Ickes was outraged by Roosevelt's arresting of fellow citizens, calling it un-American. To drive his dissent home, Ickes soon had four Japanese-American men and three women transferred from a relocation camp in Arizona to his home in Olney, Maryland. "I do not like the idea of loyal citizens whatever their race or color," he told the New York Times, "being kept in relocation centers."
Donald Trump has defended his call to stop all Muslims from entering America, approvingly invoking FDR's mistaken action of 1942 as his benchmark. FDR, in my opinion, was the greatest president in U.S. history. But EO 9066 was his biggest mistake.
Roosevelt's decision to round up American citizens was clearly a flagrant violation of human rights and morally reprehensible. It grew out of Roosevelt's exaggerated post-Pearl Harbor fear of Japanese sabotage on the American mainland. Indeed, as if to prove Roosevelt's point, four days after EO 9066 was signed, the Japanese bombed the town of Goleta, California, firing on the Ellwood Oil Field from a submarine in the Pacific.

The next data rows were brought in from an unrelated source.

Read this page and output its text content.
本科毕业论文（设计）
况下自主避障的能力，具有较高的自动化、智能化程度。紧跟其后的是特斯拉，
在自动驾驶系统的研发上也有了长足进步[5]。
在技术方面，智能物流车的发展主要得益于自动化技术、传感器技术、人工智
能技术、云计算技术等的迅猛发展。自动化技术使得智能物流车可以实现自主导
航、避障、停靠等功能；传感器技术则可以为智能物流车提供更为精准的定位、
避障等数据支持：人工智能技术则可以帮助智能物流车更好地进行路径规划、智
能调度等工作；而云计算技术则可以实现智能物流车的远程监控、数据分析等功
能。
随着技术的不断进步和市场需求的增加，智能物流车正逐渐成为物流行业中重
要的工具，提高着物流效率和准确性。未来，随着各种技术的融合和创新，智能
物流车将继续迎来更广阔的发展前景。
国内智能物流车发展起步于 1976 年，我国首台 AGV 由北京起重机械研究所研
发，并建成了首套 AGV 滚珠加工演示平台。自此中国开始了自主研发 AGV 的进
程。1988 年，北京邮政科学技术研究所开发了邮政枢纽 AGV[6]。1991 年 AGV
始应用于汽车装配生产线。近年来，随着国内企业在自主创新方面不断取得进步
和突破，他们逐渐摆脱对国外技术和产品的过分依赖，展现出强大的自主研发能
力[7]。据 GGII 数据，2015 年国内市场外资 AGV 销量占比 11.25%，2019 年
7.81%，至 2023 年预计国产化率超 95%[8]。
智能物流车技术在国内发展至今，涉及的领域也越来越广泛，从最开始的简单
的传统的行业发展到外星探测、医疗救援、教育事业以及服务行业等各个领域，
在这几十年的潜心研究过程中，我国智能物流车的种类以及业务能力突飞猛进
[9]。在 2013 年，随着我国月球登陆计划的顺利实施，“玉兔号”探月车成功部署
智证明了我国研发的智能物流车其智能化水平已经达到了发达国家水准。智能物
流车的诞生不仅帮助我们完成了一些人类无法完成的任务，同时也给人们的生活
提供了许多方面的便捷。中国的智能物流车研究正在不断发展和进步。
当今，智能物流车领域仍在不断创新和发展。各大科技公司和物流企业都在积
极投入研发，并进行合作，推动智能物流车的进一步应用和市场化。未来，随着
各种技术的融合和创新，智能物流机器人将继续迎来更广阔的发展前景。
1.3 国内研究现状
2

While little damage was inflicted -- an oil well was temporarily decommissioned and an orange grove caught fire -- the attack sounded alarms throughout the West. If Japan could shell Goleta, then wasn't the entire Pacific Coast at risk?
"We must guard against Japanese incendiary bombs and incendiary fires during the dry season," FDR wrote the head of the Bureau of Budget. "This is essential for our national future."
What really concerned Roosevelt was that Congress was defunding his pet New Deal project: the Civilian Conservation Corps. From 1933 to 1942, the CCC had enrolled more than 3.4 million previously unemployed men to plant 3 billion trees and protect the Western forests from fire. The CCC had erected 3,000 fire-lookout towers and manned them.
On May 4, 1942, Roosevelt made a last-ditch plea to retain at least a skeleton network of CCC camps in the West to protect against Japanese arsons. The House denied his request and defunded the CCC that June. The CCC boys now enlisted in the U.S. Armed Forces or headed to work in wartime factories in cities such as Detroit and Norfolk, Virginia.
Supreme Court Justice William O. Douglas tried to solve the problem of vulnerable Western forests by suggesting "civilian irregulars" and "wilderness patrols" along the West Coast under federal supervision to keep an eye out for wildfires. But even this modest proposal couldn't get funded by Congress.
So Roosevelt decided that the Japanese-American roundup was necessary to save U.S. timber reserves. He then took to the airwaves asking Americans to patrol forests and report potential sabotage.
"Uncontrolled fire, even in normal times, is a national menace," he proclaimed. "Today ... when agents of our enemies are seeking to hinder us by every possible means, it is essential that destructive fire be brought under stricter control in order that victory may be achieved at the earliest date."
Before long, the War Advertising Council started a campaign to warn Westerners about arson and careless matches. American homes were flooded with mail inserts and leaflets depicting Japanese Prime Minister Gen. Hideki Tojo with a deadly match in hand, ready to burn a national forest to the ground.
Overall, Roosevelt's industrial mobilization effort from 1942 to 1945 was masterfully executed. "Dr. New Deal" indeed became "Dr. Win the War."
Yet, as Ickes knew, the roundup of Japanese Americans would leave a dark stain on the administration. Roosevelt's concern about Japanese incendiary bombs burning Western forests was legitimate. What was illegitimate was Roosevelt's overreaction to the threat, punishing all Japanese Americans for crimes they didn't commit.
Thankfully, President Ronald Reagan, in 1988, apologized to Japanese Americans for Roosevelt's internment camp blunder. That Trump approves of Roosevelt's World War II era mistake, as late as the 21st century, should give voters grave concern that he is fit to be commander in chief.
For as President Obama rightfully said at a Capitol Hill ceremony Wednesday marking the 150th anniversary of the abolition of slavery, Americans must always "remember that our freedom is bound up with the freedoms of others, regardless of what they look like or where they come from, or what their last name is or what faith they practice."